Model-controlled executable functions. Capability tools with optional listChanged. Methods: tools/list (paginated) and tools/call. A tool definition carries name, description, and an inputSchema (JSON Schema). A call response returns a content array of typed items (text and image content in this revision) plus a boolean isError flag. There is no structured output — results are unstructured content arrays. List changes emit notifications/tools/list_changed. Hosts SHOULD keep a human in the loop and confirm invocations.

Utilities / Logging

Capability logging (declared as {}). Servers emit notifications/message with a syslog (RFC 5424) severity level (debug, info, notice, warning, error, critical, alert, emergency), an optional logger name, and arbitrary JSON-serializable data. Clients MAY set the minimum level via logging/setLevel. Additional cross-cutting utilities referenced by the spec include pagination (server/utilities/pagination), argument completion (server/utilities/completion), and ping (basic/utilities/ping).

Client Features

Sampling

Server-initiated LLM requests, enabling nested/agentic behaviors. Capability sampling (declared as {}). The server sends sampling/createMessage with messages, optional modelPreferences (sub-string hints plus normalized costPriority / speedPriority / intelligencePriority in 01), optional systemPrompt, and maxTokens. The client (with a human in the loop) approves/edits the prompt and returns role, content, model, and stopReason.

Roots

Filesystem/URI boundaries the server may operate within. Capability roots with optional listChanged. The server calls roots/list and receives Root entries; each uri MUST be a file:// URI in this revision (plus an optional display name). Clients supporting listChanged MUST emit notifications/roots/list_changed when the set changes. Clients MUST validate URIs against path traversal and SHOULD obtain user consent before exposing roots.

Revision history

  • 2024-11-05 — first public release of the specification (repo tag 2024-11-05).
  • 2024-11-05-final — final revision of the 2024-11-05 spec line (repo tag 2024-11-05-final).
  • 2024-10-07 — pre-public revision tag that existed before the public release.

Skald relevance

Skald's MCP client implementation lives in crates/mcp-client/: McpServer (stdio) and McpHttpServer (HTTP+SSE) both implement the McpServerClient trait defined in crates/mcp-client/src/lib.rs.
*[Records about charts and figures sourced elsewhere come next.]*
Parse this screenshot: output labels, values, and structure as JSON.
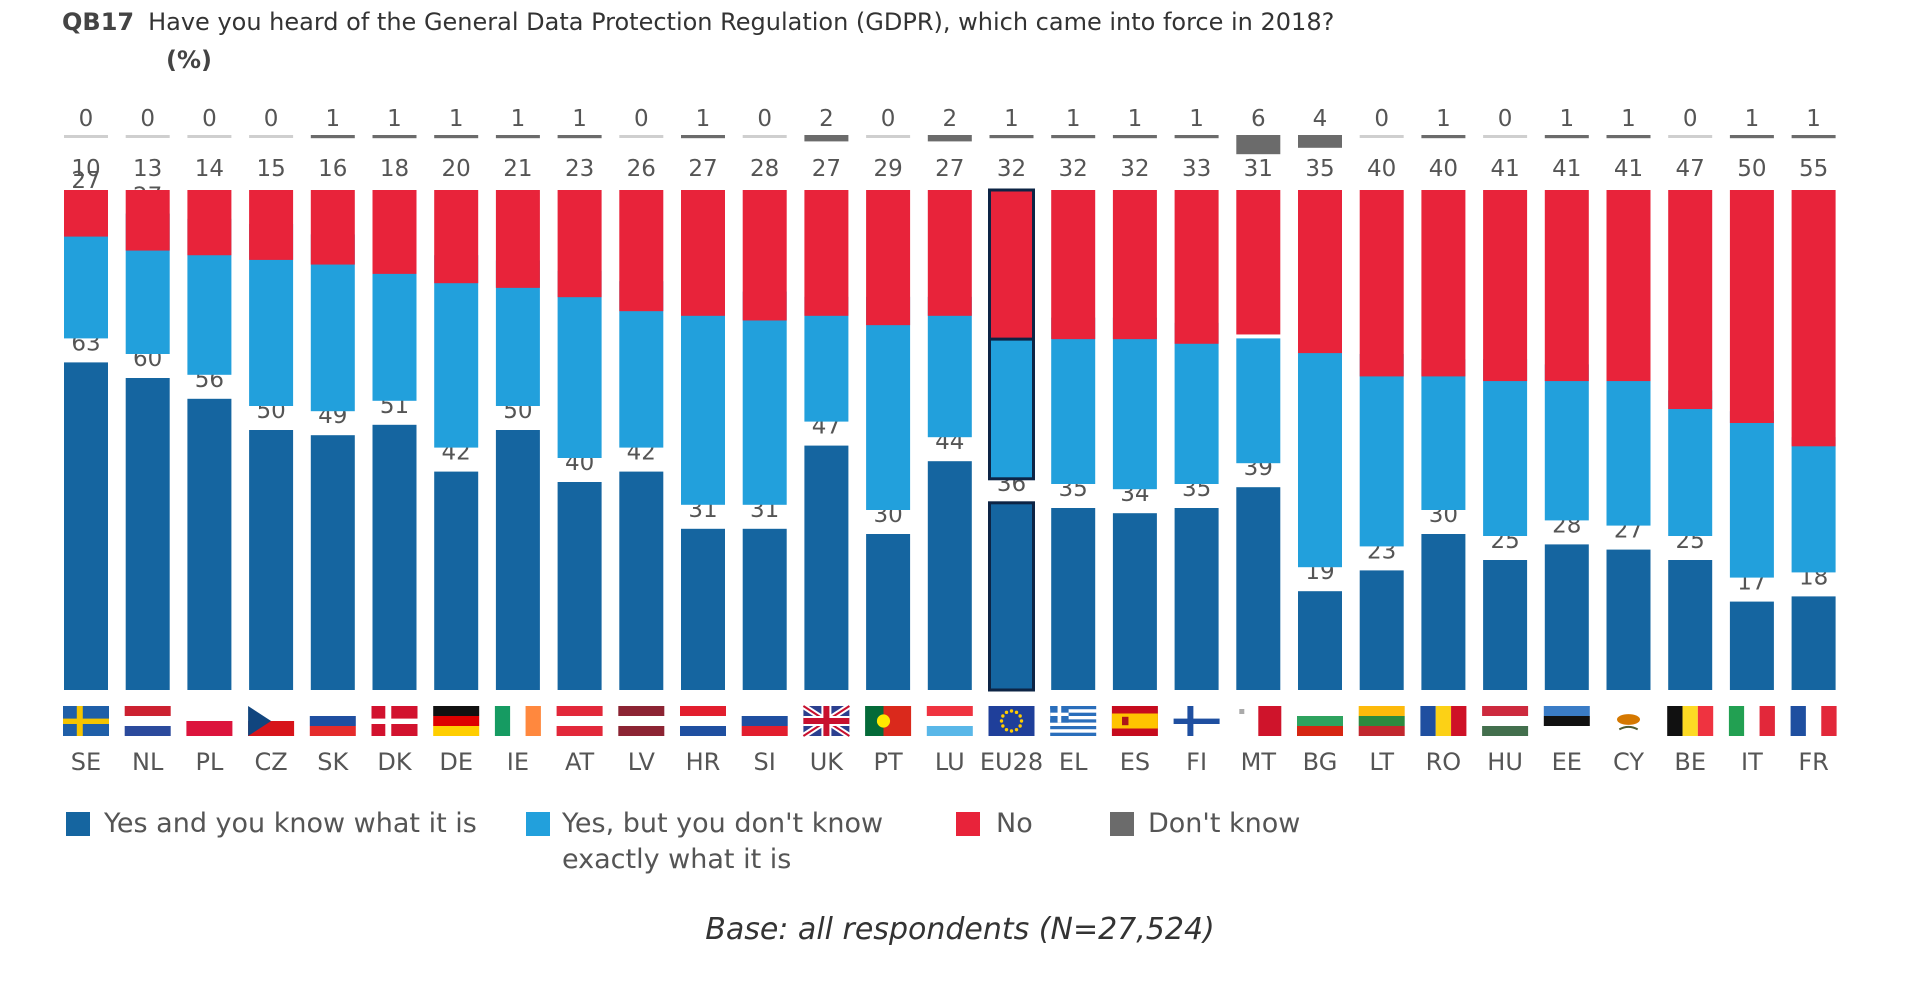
{
  "header": {
    "question_id": "QB17",
    "question": "Have you heard of the General Data Protection Regulation (GDPR), which came into force in 2018?",
    "unit": "(%)"
  },
  "legend": [
    {
      "label": "Yes and you know what it is",
      "color": "#1565a0"
    },
    {
      "label": "Yes, but you don't know exactly what it is",
      "color": "#22a0dc"
    },
    {
      "label": "No",
      "color": "#e8233a"
    },
    {
      "label": "Don't know",
      "color": "#6b6b6b"
    }
  ],
  "footer": {
    "base": "Base: all respondents (N=27,524)"
  },
  "chart_data": {
    "type": "bar",
    "stacked": true,
    "categories": [
      "SE",
      "NL",
      "PL",
      "CZ",
      "SK",
      "DK",
      "DE",
      "IE",
      "AT",
      "LV",
      "HR",
      "SI",
      "UK",
      "PT",
      "LU",
      "EU28",
      "EL",
      "ES",
      "FI",
      "MT",
      "BG",
      "LT",
      "RO",
      "HU",
      "EE",
      "CY",
      "BE",
      "IT",
      "FR"
    ],
    "highlight": "EU28",
    "series": [
      {
        "name": "Yes and you know what it is",
        "color": "#1565a0",
        "values": [
          63,
          60,
          56,
          50,
          49,
          51,
          42,
          50,
          40,
          42,
          31,
          31,
          47,
          30,
          44,
          36,
          35,
          34,
          35,
          39,
          19,
          23,
          30,
          25,
          28,
          27,
          25,
          17,
          18
        ]
      },
      {
        "name": "Yes, but you don't know exactly what it is",
        "color": "#22a0dc",
        "values": [
          27,
          27,
          30,
          35,
          34,
          30,
          37,
          28,
          36,
          32,
          41,
          41,
          24,
          41,
          27,
          31,
          32,
          33,
          31,
          24,
          42,
          37,
          29,
          34,
          30,
          31,
          28,
          32,
          26
        ]
      },
      {
        "name": "No",
        "color": "#e8233a",
        "values": [
          10,
          13,
          14,
          15,
          16,
          18,
          20,
          21,
          23,
          26,
          27,
          28,
          27,
          29,
          27,
          32,
          32,
          32,
          33,
          31,
          35,
          40,
          40,
          41,
          41,
          41,
          47,
          50,
          55
        ]
      },
      {
        "name": "Don't know",
        "color": "#6b6b6b",
        "values": [
          0,
          0,
          0,
          0,
          1,
          1,
          1,
          1,
          1,
          0,
          1,
          0,
          2,
          0,
          2,
          1,
          1,
          1,
          1,
          6,
          4,
          0,
          1,
          0,
          1,
          1,
          0,
          1,
          1
        ]
      }
    ]
  }
}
The McpManager orchestrator in src/core/mcp/mod.rs registers and dispatches MCP tools to the agent tool-calling loop. This 2024-11-05 revision is the historical baseline the earliest MCP support targeted (stdio + HTTP+SSE, Resources/Prompts/Tools/Logging, Sampling/Roots); modern Skald also speaks newer revisions and therefore supports capabilities (e.g. Streamable HTTP, structured tool output) that did not exist in this legacy spec.